Jedes Jahr würden nur Kandidaten mit Auszeichnung zugelassen. Es würden nicht mehr als 25 oder 30 Studenten ausgewählt werden. Mit Ausnahme der Tutorien für Studenten im zweiten, zweiten und dritten Studienjahr würden im Rahmen des Programms keine offiziellen Kurse abgehalten werden. Die Lehrkräfte würden auf Teilzeitbasis aus den sozialwissenschaftlichen Abteilungen kommen. Die Studenten würden sich auf eines der folgenden Studiengebiete konzentrieren: Probleme der Industriegesellschaften, Recht und Sozialordnung sowie internationale Angelegenheiten. Später wurden auch Probleme der Entwicklungsländer in das Studienprogramm aufgenommen. Um diese Bereiche zu erforschen, würden die Studenten fünf Kurse aus einer genehmigten Liste von Abteilungskursen belegen.

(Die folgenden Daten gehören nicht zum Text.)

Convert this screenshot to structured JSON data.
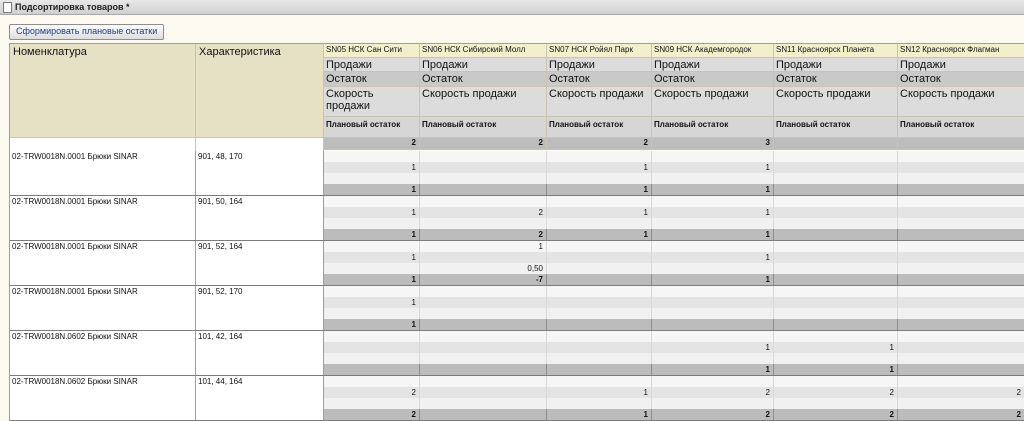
{
  "window": {
    "title": "Подсортировка товаров *"
  },
  "toolbar": {
    "generate_label": "Сформировать плановые остатки"
  },
  "grid": {
    "col_nomenclature": "Номенклатура",
    "col_characteristic": "Характеристика",
    "stores": [
      "SN05 НСК Сан Сити",
      "SN06 НСК Сибирский Молл",
      "SN07 НСК Ройял Парк",
      "SN09 НСК Академгородок",
      "SN11 Красноярск Планета",
      "SN12 Красноярск Флагман"
    ],
    "row_sales": "Продажи",
    "row_stock": "Остаток",
    "row_speed": "Скорость продажи",
    "row_plan": "Плановый остаток",
    "header_plan_values": [
      "2",
      "2",
      "2",
      "3",
      "",
      ""
    ],
    "rows": [
      {
        "nomenclature": "02-TRW0018N.0001 Брюки SINAR",
        "characteristic": "901, 48, 170",
        "sales": [
          "",
          "",
          "",
          "",
          "",
          ""
        ],
        "stock": [
          "1",
          "",
          "1",
          "1",
          "",
          ""
        ],
        "speed": [
          "",
          "",
          "",
          "",
          "",
          ""
        ],
        "plan": [
          "1",
          "",
          "1",
          "1",
          "",
          ""
        ]
      },
      {
        "nomenclature": "02-TRW0018N.0001 Брюки SINAR",
        "characteristic": "901, 50, 164",
        "sales": [
          "",
          "",
          "",
          "",
          "",
          ""
        ],
        "stock": [
          "1",
          "2",
          "1",
          "1",
          "",
          ""
        ],
        "speed": [
          "",
          "",
          "",
          "",
          "",
          ""
        ],
        "plan": [
          "1",
          "2",
          "1",
          "1",
          "",
          ""
        ]
      },
      {
        "nomenclature": "02-TRW0018N.0001 Брюки SINAR",
        "characteristic": "901, 52, 164",
        "sales": [
          "",
          "1",
          "",
          "",
          "",
          ""
        ],
        "stock": [
          "1",
          "",
          "",
          "1",
          "",
          ""
        ],
        "speed": [
          "",
          "0,50",
          "",
          "",
          "",
          ""
        ],
        "plan": [
          "1",
          "-7",
          "",
          "1",
          "",
          ""
        ]
      },
      {
        "nomenclature": "02-TRW0018N.0001 Брюки SINAR",
        "characteristic": "901, 52, 170",
        "sales": [
          "",
          "",
          "",
          "",
          "",
          ""
        ],
        "stock": [
          "1",
          "",
          "",
          "",
          "",
          ""
        ],
        "speed": [
          "",
          "",
          "",
          "",
          "",
          ""
        ],
        "plan": [
          "1",
          "",
          "",
          "",
          "",
          ""
        ]
      },
      {
        "nomenclature": "02-TRW0018N.0602 Брюки SINAR",
        "characteristic": "101, 42, 164",
        "sales": [
          "",
          "",
          "",
          "",
          "",
          ""
        ],
        "stock": [
          "",
          "",
          "",
          "1",
          "1",
          ""
        ],
        "speed": [
          "",
          "",
          "",
          "",
          "",
          ""
        ],
        "plan": [
          "",
          "",
          "",
          "1",
          "1",
          ""
        ]
      },
      {
        "nomenclature": "02-TRW0018N.0602 Брюки SINAR",
        "characteristic": "101, 44, 164",
        "sales": [
          "",
          "",
          "",
          "",
          "",
          ""
        ],
        "stock": [
          "2",
          "",
          "1",
          "2",
          "2",
          "2"
        ],
        "speed": [
          "",
          "",
          "",
          "",
          "",
          ""
        ],
        "plan": [
          "2",
          "",
          "1",
          "2",
          "2",
          "2"
        ]
      }
    ]
  }
}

Der Dekan der Fakultät, McGeorge Bundy, unterstützte das Konzept der neuen Konzentration und führte den Vorschlag effektiv zur Zustimmung der Fakultät auf ihrer Sitzung am 12. April 1960.
Von Anfang an und bis in die heutige Zeit hinein hat der akademische Inhalt des Studiengangs Sozialkunde neben der Betonung der interdisziplinären Arbeit und der Konzentration auf einzelne soziale Probleme drei weitere fundamentale Thesen umfasst:
- Eine Art von theoretischer Perspektive, vorzugsweise explizit und kohärent, ist für eine rationale Analyse sozialer Probleme unerlässlich.
- Eine der besten Möglichkeiten, eine fundierte theoretische Perspektive zu entwickeln, besteht darin, die Ideen der “klassischen” Sozialwissenschaftler der Vergangenheit zu studieren, insbesondere die Werke von Tocqueville, Durkheim, Marx, Weber und Freud
- Dem historischen Kontext sozialer Probleme sollte besondere Aufmerksamkeit gewidmet werden, weshalb eine Reihe von Geschichtskursen für alle Schwerpunktfächer erforderlich ist.
Im Laufe der Jahre ist der Schwerpunkt Sozialwissenschaften in Bezug auf die Zahl der Studierenden, die Anzahl der Lehrkräfte, das Lehrangebot und die Ressourcen des Fachbereichs kontinuierlich gewachsen. Im Jahr 1965 zog die Fakultät für Geistes- und Naturwissenschaften eine Bilanz der fünfjährigen Erfahrung mit dem Programm und beschloss einstimmig, Sozialkunde zu einem festen Bestandteil des Lehrplans des Harvard College zu machen. Bis 1977 nahm der Studiengang nur eine begrenzte Anzahl von Studenten auf, doch danach stieg die Zahl der Studenten im zweiten Studienjahr deutlich an, so dass Sozialkunde heute zu den größten Studienfächern am Harvard College gehört. Nach Stanley Hoffmanns Amtszeit als Vorsitzender während des größten Teils der 60er Jahre war Michael Walzer mehr als ein Jahrzehnt lang Vorsitzender und wurde 1981 vom nächsten Vorsitzenden, David S. Landes, abgelöst. Charles Maier war von 1993-1997 Vorsitzender, Seyla Benhabib von 1997-2001, Grzegorz Ekiert von 2001-2006, Richard Tuck von 2006-2015 und James Kloppenberg von 2015-2018. Eric Beerbohm, Professor für Regierungslehre, hat derzeit den Vorsitz inne.